Con las altas temperaturas de estos días, se registran cada vez más casos de apariciones y picaduras de alacranes. La provincia de Santa Fe tuvo, este año, 405 casos de alacranismo. Desde el Ministerio de Salud se llevó tranquilidad a la población por cuanto «no hay faltante de suero antialacrán en la provincia; de hecho este miércoles llegaron 60 dosis más desde el Malbrán».

En la Argentina se registran por año entre 7000 y 8000 picaduras de alacranes, según datos del Ministerio de Salud y Desarrollo Social, y se estima que el 10% de los casos requiere el uso del suero antialacrán. Por lo tanto, la problemática no es nueva para la zona aunque siempre genera preocupación por sus consecuencias.

Es que el peligro de las picaduras proviene del veneno que dejan cuando una persona toma contacto accidentalmente con uno de ellos.

El ataque de estos arácnidos puede causar lesiones graves en los adultos, pero su veneno puede resultar mortal para los niños si no son atendidos a tiempo con el suero correspondiente. Y ese es todo un tema porque el aumento de casos podría dejar provocar un faltante de suero antiescorpiónico existente en hospitales públicos de esta provincia, para neutralizar la toxina.

Si bien alacranes siempre hubo, los investigadores creen que evolucionó la toxina de su veneno y se tornó más potente.
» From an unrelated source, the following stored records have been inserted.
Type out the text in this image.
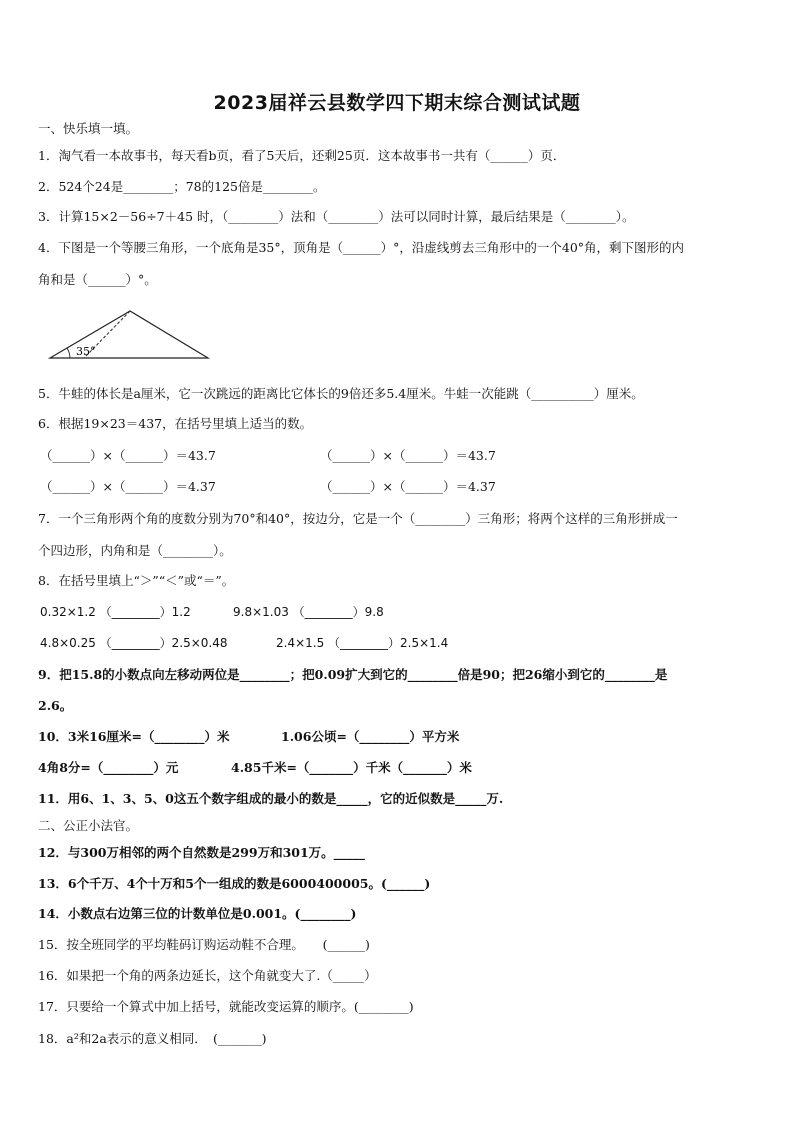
2023届祥云县数学四下期末综合测试试题
一、快乐填一填。
1．淘气看一本故事书，每天看b页，看了5天后，还剩25页．这本故事书一共有（______）页．
2．524个24是________；78的125倍是________。
3．计算15×2－56÷7＋45 时，（________）法和（________）法可以同时计算，最后结果是（________）。
4．下图是一个等腰三角形，一个底角是35°，顶角是（______）°，沿虚线剪去三角形中的一个40°角，剩下图形的内
角和是（______）°。
35°
5．牛蛙的体长是a厘米，它一次跳远的距离比它体长的9倍还多5.4厘米。牛蛙一次能跳（__________）厘米。
6．根据19×23＝437，在括号里填上适当的数。
（______）×（______）＝43.7	（______）×（______）＝43.7
（______）×（______）＝4.37	（______）×（______）＝4.37
7．一个三角形两个角的度数分别为70°和40°，按边分，它是一个（________）三角形；将两个这样的三角形拼成一
个四边形，内角和是（________）。
8．在括号里填上“＞”“＜”或“＝”。
0.32×1.2 （________）1.2	9.8×1.03 （________）9.8
4.8×0.25 （________）2.5×0.48	2.4×1.5 （________）2.5×1.4
9．把15.8的小数点向左移动两位是________；把0.09扩大到它的________倍是90；把26缩小到它的________是
2.6。
10．3米16厘米=（________）米	1.06公顷=（________）平方米
4角8分=（________）元	4.85千米=（_______）千米（_______）米
11．用6、1、3、5、0这五个数字组成的最小的数是_____，它的近似数是_____万.
二、公正小法官。
12．与300万相邻的两个自然数是299万和301万。_____
13．6个千万、4个十万和5个一组成的数是6000400005。(______)
14．小数点右边第三位的计数单位是0.001。(________)
15．按全班同学的平均鞋码订购运动鞋不合理。　　(______)
16．如果把一个角的两条边延长，这个角就变大了.（_____）
17．只要给一个算式中加上括号，就能改变运算的顺序。(________)
18．a²和2a表示的意义相同．　(_______)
Una investigación en curso permitirá comprobarlo.

Según datos estadísticos, de las hasta 8000 picaduras de alacranes por año que registra la Argentina, solo el 10 % requieren de la utilización del antiveneno. Los informes oficiales señalan además que alrededor del 60% de los casos de picadura de alacrán se produce cuando los chicos van a dormir o se calzan.

La advertencia tiene sentido: el alacrán tiene la capacidad para caminar largas distancias con el objetivo de alimentarse y reproducirse y la comida la buscan de noche en lugares húmedos y oscuros, razón por la cual, para evitar este tipo de cuadros, lo primero es la prevención.

Entre las recomendaciones, se sugiere utilizar rejillas sanitarias o con protección adecuada (tela metálica, tapones) en desagües de ambientes y sanitarios y tomar precauciones al momento de colocarse los zapatos.

Otras acciones para evitar picaduras son alejar las camas de las paredes, sacudir la ropa de cama antes de acostarse o acostar a los niños evitando que la ropa de cama toque el piso, evitar caminar descalzo en zonas donde se conozca la presencia de alacranes y combatir insectos (cucarachas, grillos) que sirven de alimento a los escorpiones.

En tanto, es importante evaluar los síntomas que resultan de las picaduras. Por ejemplo, entre los 30 minutos y la hora es cuando empiezan a producirse esos síntomas, como el aumento de la frecuencia cardiaca y respiratoria, aumento de la salivación, puede aparecer excitación psicomotriz o depresión del sensorio, sudoración, hipertensión y vómitos. Es decir, son muchos los síntomas como para darse cuenta de la existencia de un cuadro grave. Normalmente, en más del 90% no produce consecuencias más que el dolor local, y la sensación de comezón intensa. El caso de alacranismo grave tiene que ser tratado con sueros pero esos casos no son muy comunes y generalmente se producen en los menores de 5 años y en los adultos mayores.

Los especialistas consultados por este diario descartaron que la fumigación sea útil para controlar los alacranes, ya que estos cuentan con unos agujeros a través de los cuales respiran y también son su vía nerviosa. Cuando detectan el tóxico cierran estas vías para no respirar, pero en caso de entrar en contacto con el veneno, pueden ponerse agresivos y atacar.

Para los alacranes no hay productos específicos, pero sí sirve fumigar contra las cucarachas, porque es su principal fuente de alimentación.